Here we have a playful treatment of the language of the Pythagorean Theorem in "Talking Big" by John Bricuth.
Talking Big for Harry and Claudia
We are sitting here at dinner talking big.
I am between the two dullest men in the world
Across from the fattest woman I ever met.
We are talking big. Someone has just remarked
That energy equals the speed of light squared.
We nod, feeling that that is "pretty nearly correct."
I remark that the square on the hypotenuse can more
Than equal the squares on the two sides. The squares
On the two sides object. The hypotenuse over the way
Is gobbling the grits. We are talking big. The door
Opens suddenly revealing a vista that stretches
To infinity.

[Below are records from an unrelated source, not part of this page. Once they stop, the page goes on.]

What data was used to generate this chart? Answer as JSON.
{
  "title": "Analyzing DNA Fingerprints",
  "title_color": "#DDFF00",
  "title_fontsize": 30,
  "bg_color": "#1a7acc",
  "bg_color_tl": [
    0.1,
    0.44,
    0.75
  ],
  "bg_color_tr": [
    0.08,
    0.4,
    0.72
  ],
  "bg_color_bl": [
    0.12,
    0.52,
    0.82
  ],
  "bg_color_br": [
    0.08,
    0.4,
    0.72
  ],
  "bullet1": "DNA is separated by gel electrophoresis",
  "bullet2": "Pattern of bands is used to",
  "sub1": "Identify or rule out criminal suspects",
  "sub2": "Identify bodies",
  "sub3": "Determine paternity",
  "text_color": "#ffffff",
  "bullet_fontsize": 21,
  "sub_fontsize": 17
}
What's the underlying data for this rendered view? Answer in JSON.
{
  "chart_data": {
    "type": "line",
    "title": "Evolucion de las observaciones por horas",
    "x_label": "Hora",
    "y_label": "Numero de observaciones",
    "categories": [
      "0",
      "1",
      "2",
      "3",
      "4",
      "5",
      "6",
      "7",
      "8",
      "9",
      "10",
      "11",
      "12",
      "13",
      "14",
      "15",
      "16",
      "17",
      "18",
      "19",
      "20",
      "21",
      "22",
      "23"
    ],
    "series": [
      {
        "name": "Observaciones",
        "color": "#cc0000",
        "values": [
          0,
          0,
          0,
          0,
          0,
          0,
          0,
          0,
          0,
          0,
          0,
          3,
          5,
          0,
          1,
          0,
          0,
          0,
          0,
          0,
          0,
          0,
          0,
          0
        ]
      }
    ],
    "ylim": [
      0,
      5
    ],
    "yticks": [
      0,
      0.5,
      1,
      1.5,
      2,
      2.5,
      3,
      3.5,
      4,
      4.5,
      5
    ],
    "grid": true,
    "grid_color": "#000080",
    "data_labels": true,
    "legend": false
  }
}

Parenthetically, someone remarks
That a body always displaces its own weight.
I note at the end of the gallery stands a man
In a bowler and a black coat with an apple where
His head should be, with his back to me, and it is me.
I clear my throat and re (parenthetically) mark
That a body always falls of its own weight.
"whoosh-WHOOM!" Sighs the hypotenuse across,
And (godknows) she means it with all her heart.
From Words Brushed by Music, a collection of work by 20 poets, edited by John T. Irwin (Johns Hopkins University Press, 2004). Found at RALPH : The Review of Arts, Literature, Philosophy and the Humanities. "John Bricuth" is a pen name for Johns Hopkins University Professor John T. Irwin.